When we got back to the office after our visit with Dr. Nyathi, we dug a little deeper into the new Generation Skillz curriculum and realized how much of it focused on empowering teens to resolve conflicts they face which may put them at risk for contracting HIV. The HIV+ kids at Mpilo face conflicts too – with their parents, their peers, and themselves. And the best part of Generation Skillz is that it targets an older audience (15-19) with a discussion-based curriculum. In Malawi’s teen club, one of the most powerful aspects of the program is the incredible support network it builds. Teens realize that they are not alone in their bereavement and that there are others suffering the same loss. In a supportive environment they talk about their treatment and come to understand the risks of defaulting. They learn through GRS game play that they can be healthy, even living with HIV. They learn that they can even play soccer again.
So we continued bouncing ideas around and realized we might be able to adapt the Gen Skillz curriculum for HIV+ kids. Through heated candle-light conversations (no power, of course) with Hooter Glidden, GRS Global’s visiting curriculum and development specialist who was our houseguest for the week, our idea began to take shape. We’re calling it GRS Skillz Club. Skillz Club would establish support groups for HIV-positive youth undergoing ARV treatment at Mpilo Hospital. The groups would meet once per week for 10-15 weeks to play GRS games adapted from the Gen Skillz curriculum. GRS game-play provokes conversations which foster individual self esteem and self-efficacy, promote a collective identity to help teens cope with their diagnosis, and empower them with skills to resolve conflicts that arise as a result of their HIV status. GRS coaches would be trained in HIV counseling and Mpilo counselors trained in the GRS curriculum; the two would then be paired as co-counselors to lead each support group “team” of 10 HIV-positive youth. This cross training model should facilitate exchange, sharing of resources, and sustainability of the program before Skillz Club even begins.
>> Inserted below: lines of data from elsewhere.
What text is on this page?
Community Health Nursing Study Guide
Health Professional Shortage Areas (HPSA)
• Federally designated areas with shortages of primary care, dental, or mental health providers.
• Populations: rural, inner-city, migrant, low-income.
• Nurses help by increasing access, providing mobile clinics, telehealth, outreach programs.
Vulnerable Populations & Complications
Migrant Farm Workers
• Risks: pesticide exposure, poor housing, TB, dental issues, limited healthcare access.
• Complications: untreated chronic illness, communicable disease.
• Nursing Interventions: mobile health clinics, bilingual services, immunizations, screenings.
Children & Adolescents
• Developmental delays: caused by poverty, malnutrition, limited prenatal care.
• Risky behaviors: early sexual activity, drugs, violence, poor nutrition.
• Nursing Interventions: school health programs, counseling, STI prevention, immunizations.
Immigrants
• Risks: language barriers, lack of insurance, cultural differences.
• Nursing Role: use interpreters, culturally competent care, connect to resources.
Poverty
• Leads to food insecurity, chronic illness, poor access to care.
Skillz Club would culminate with a soccer tournament where the 10 support group teams play against each other at a community venue to build self-esteem, reduce stigma, and provide role models for healthy living with HIV. The Skillz Club curriculum would consist of Gen Skillz activities adapted for children living with HIV, supplemented by games such as fair-play soccer and team handball which promote communication and gender equity. Athletic endeavors could prove crucial for children living with HIV who are traumatized from “being healthy one day and HIV positive the next,” as Dr. Nyathi puts it. Soccer can help to restore a sense of normalcy and help teens understand that they can regain the ability to play soccer just as they can regain their lives through adherence to ARV treatment.
We’re excited about the potential for Skillz Club at Mpilo. To top it off, our visit to recruit Dr. Nyathi and Mpilo for our VCT campaign wasn’t in vain either. She left us with a smile and a promise that day: “When you find those that are HIV+, we are happy to treat them.”